Mark Hillsdon reports on how Zimbabwean farming pioneer Esnath Divasoni is championing the Campaign for Female Education
As extreme weather events such as droughts and floods threaten the livelihoods of farming communities in sub-Saharan Africa, educating women – who grow much of the continent’s food – in climate-smart agriculture is now seen as key to building greater resilience.
Esnath Divasoni is a farming pioneer in her native Zimbabwe, and a champion of the CAMFED (Campaign for Female Education) association, which supports scalable climate solutions led by young women. Launched in 1998 to help young women in sub-Saharan Africa receive a full education, it was CAMFED’s support that enabled her to finish her education and win a place on an agricultural sciences degree at EARTH University in Costa Rica.
CAMFED works on the premise that climate change affects a community’s ability to grow. This in turn hits girls hardest, as impoverished families are forced to take their daughters out of school and push them into marriage to help support the family.
Yet research shows that one of the most effective ways to mitigate climate change is through girls’ education. A 2017 study by the Brookings Institution found that for every additional year of schooling a girl receives on average, her country’s resilience to climate disasters improves, while Project Drawdown listed female education as number six in its top 100 activities that could halt climate change.
Investing in girls’ education is one of the smartest interventions, bar none
“Having access to education gives girls and women more control over their lives,” Esnath told BBC radio’s 39 Ways to Save the Planet podcast. “They tend to choose to have fewer children, reducing the pressure on the little resources available, and therefore reducing the effects of climate change.”
CAMFED was established with one eye on the strong alumni network that thrives in American universities, and the first cohort of 400 young women supported through their education were then encouraged to mentor the girls that followed in their footsteps.

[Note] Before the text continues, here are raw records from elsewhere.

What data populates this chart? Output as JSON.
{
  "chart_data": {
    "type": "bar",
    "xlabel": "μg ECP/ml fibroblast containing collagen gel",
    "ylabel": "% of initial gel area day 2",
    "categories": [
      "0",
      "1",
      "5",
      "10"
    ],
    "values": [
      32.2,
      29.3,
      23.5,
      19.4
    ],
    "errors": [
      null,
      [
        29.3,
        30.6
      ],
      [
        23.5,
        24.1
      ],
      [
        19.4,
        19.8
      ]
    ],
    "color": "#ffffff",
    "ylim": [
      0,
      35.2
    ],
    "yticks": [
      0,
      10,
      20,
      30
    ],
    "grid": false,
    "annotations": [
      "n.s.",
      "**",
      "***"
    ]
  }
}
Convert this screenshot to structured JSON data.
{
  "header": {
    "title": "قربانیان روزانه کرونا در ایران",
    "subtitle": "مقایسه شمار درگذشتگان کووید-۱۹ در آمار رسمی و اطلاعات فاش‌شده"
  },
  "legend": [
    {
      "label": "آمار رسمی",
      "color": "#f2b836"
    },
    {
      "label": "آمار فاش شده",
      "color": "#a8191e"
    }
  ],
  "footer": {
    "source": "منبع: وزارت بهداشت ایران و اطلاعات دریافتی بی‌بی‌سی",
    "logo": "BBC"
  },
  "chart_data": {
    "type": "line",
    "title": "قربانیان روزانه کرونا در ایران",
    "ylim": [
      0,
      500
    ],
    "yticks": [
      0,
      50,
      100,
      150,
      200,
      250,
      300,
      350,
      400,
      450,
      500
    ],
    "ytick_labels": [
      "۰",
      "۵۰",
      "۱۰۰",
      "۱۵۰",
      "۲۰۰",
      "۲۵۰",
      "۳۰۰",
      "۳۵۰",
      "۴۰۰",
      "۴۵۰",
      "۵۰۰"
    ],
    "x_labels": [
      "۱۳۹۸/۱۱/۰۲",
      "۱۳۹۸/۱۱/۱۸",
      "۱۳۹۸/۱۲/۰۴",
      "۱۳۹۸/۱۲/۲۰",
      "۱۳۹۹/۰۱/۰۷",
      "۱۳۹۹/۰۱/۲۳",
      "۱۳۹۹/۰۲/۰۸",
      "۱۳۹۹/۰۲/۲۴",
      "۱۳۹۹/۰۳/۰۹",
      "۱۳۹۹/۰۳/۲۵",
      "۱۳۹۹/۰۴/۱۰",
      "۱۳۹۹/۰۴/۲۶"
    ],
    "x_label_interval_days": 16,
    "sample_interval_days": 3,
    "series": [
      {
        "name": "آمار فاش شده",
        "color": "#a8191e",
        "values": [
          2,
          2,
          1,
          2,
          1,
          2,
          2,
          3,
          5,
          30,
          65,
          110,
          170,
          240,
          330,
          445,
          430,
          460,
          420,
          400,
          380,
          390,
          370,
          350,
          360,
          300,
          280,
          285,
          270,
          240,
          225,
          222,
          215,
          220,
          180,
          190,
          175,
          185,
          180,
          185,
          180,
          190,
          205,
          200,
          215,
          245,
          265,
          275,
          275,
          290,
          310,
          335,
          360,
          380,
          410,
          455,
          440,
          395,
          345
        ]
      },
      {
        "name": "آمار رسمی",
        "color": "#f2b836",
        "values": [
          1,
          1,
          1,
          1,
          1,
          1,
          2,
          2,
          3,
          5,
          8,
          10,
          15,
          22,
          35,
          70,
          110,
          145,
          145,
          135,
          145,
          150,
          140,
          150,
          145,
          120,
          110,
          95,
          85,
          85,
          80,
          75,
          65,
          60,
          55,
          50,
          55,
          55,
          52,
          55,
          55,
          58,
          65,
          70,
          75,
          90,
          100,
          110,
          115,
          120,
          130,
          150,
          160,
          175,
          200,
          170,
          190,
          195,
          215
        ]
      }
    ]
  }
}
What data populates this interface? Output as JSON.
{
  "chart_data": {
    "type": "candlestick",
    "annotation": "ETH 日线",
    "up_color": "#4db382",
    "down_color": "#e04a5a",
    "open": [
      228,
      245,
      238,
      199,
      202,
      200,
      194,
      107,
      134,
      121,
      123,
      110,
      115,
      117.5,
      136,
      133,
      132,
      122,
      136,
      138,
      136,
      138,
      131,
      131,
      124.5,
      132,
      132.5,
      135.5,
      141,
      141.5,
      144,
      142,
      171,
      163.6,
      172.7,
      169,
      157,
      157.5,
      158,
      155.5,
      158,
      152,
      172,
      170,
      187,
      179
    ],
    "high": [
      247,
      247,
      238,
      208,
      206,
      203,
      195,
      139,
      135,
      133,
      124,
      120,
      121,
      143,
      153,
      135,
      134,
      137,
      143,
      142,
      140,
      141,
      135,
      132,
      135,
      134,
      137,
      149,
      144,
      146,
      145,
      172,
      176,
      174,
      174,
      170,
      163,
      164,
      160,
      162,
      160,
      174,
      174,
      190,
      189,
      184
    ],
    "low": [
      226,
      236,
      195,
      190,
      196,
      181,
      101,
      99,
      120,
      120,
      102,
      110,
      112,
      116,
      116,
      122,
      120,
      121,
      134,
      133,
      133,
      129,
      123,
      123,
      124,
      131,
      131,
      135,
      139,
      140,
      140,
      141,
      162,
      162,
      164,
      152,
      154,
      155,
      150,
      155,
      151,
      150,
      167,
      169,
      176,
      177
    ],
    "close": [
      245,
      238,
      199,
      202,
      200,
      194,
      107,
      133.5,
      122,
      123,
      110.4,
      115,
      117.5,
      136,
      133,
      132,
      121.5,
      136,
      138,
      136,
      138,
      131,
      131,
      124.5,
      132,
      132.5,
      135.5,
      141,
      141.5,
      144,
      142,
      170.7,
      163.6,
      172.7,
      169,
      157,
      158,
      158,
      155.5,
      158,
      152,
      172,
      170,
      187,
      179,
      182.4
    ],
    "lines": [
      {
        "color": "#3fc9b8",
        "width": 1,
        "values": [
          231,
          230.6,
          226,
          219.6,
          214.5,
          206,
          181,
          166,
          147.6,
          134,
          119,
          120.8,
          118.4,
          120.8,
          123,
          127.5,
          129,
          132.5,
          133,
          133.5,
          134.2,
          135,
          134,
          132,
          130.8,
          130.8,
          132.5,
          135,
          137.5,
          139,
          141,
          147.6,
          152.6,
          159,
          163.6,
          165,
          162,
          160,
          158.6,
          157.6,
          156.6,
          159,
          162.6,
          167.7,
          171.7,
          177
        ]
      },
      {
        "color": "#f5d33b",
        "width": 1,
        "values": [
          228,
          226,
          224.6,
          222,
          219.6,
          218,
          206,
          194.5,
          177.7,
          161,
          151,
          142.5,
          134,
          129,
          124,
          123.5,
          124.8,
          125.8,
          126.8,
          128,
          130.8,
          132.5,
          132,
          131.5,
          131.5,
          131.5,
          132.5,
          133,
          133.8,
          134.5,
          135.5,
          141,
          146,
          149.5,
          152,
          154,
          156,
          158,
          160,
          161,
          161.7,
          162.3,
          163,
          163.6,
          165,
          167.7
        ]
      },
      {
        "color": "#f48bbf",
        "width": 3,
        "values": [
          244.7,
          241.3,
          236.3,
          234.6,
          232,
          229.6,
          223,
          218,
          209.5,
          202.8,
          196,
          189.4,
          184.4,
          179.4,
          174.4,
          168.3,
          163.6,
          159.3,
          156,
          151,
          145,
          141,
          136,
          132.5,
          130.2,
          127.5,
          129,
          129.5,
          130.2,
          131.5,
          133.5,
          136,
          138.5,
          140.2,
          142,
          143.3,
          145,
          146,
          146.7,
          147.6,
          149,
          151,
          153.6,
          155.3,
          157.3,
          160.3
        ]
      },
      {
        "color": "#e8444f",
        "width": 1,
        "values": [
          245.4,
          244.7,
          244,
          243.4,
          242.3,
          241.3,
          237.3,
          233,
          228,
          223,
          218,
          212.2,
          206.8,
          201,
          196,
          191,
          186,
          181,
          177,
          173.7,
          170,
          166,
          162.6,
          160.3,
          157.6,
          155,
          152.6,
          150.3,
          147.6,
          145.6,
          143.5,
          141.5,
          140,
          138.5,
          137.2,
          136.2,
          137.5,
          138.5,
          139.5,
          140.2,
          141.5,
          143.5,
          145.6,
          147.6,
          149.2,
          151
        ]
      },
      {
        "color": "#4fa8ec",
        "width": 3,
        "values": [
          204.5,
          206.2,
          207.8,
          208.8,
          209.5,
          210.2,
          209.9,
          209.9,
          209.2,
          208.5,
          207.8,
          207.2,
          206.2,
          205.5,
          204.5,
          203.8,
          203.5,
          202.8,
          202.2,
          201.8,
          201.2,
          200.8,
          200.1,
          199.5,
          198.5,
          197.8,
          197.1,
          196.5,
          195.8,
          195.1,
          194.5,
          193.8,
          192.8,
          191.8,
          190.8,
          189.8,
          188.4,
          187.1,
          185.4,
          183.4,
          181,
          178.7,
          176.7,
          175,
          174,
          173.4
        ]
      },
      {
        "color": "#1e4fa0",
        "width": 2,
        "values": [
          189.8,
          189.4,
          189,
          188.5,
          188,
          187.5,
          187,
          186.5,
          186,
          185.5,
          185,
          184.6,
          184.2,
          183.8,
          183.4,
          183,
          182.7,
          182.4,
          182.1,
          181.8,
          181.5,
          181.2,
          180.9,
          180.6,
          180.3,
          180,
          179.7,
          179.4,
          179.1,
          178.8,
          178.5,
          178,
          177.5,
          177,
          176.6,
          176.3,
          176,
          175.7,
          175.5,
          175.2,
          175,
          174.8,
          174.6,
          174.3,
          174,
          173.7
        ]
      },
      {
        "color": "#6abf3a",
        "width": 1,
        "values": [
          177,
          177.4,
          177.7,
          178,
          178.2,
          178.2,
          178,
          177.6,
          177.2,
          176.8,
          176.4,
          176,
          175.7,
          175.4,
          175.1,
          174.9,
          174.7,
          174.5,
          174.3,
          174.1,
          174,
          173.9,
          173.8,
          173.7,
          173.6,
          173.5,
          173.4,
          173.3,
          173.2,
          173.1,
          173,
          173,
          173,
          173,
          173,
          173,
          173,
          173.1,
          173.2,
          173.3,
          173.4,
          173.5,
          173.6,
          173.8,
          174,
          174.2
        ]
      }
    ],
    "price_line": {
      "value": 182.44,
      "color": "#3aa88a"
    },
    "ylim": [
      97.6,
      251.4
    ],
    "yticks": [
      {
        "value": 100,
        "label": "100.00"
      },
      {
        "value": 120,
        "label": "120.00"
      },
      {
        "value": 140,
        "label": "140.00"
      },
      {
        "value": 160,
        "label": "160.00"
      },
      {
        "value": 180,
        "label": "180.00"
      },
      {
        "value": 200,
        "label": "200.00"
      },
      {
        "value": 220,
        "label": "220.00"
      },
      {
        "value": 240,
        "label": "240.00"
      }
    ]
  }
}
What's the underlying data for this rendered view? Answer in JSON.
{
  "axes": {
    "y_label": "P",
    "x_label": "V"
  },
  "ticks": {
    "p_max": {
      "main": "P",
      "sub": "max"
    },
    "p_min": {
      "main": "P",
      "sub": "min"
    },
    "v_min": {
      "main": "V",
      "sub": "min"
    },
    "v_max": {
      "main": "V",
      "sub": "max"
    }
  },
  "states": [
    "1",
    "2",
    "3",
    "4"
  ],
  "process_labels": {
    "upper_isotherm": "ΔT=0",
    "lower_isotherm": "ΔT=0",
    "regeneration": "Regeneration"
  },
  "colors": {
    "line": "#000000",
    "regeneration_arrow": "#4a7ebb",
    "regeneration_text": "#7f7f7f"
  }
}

This is the CAMFED multiplier effect, which estimates that on average, a girl who has received a CAMFED bursary goes on to support three more girls.
And so the association has grown, with support from philanthropic bodies such as the Skoll Foundation, along with corporates such as the Prudential, Google and Pearson, meaning it now supports more than four million children in sub-Saharan Africa.
As Sally Osberg, vice chair of the Skoll Foundation has said: “Investing in girls’ education is one of the smartest interventions, bar none, because of its immediate and future impacts: on women’s status, population, health, nutrition, economic resilience, and climate change.”
At the centre of CAMFED’s success is its network of agricultural guides, women like Esnath who have been trained to help improve the productivity, sustainability and profitability of smallholdings and then return to their local schools to teach, mentor and change the status quo from the inside out.
This technical training allows them to educate other young women in sustainable, climate-smart agriculture practices, including affordable methods of irrigation, crop-rotation, inter-cropping, agroforestry, organic composting and mulching.
It’s going to create a network of insect farmers … that is coming from the power of educating just one rural girl
To help support her community as it struggles against the adverse effects of climate change, Esnath has also set up an insect farm, which is delivering sustainable protein in the face of growing food insecurity. The crickets she farms need very little space, produce few greenhouse gases, and represent a sustainable source of protein; even their droppings can be used as a nutrient-rich fertilizer.
“Insects are the future of protein,” she says. “When we are looking at being climate-smart, when we are looking at initiatives that can reduce damage for our environment, insects are playing a huge part.”
She has now trained her first 10 local women in insect farming, too. “It’s going to create a network of insect farmers across the country… that is coming from the power of educating just one rural girl,” she adds.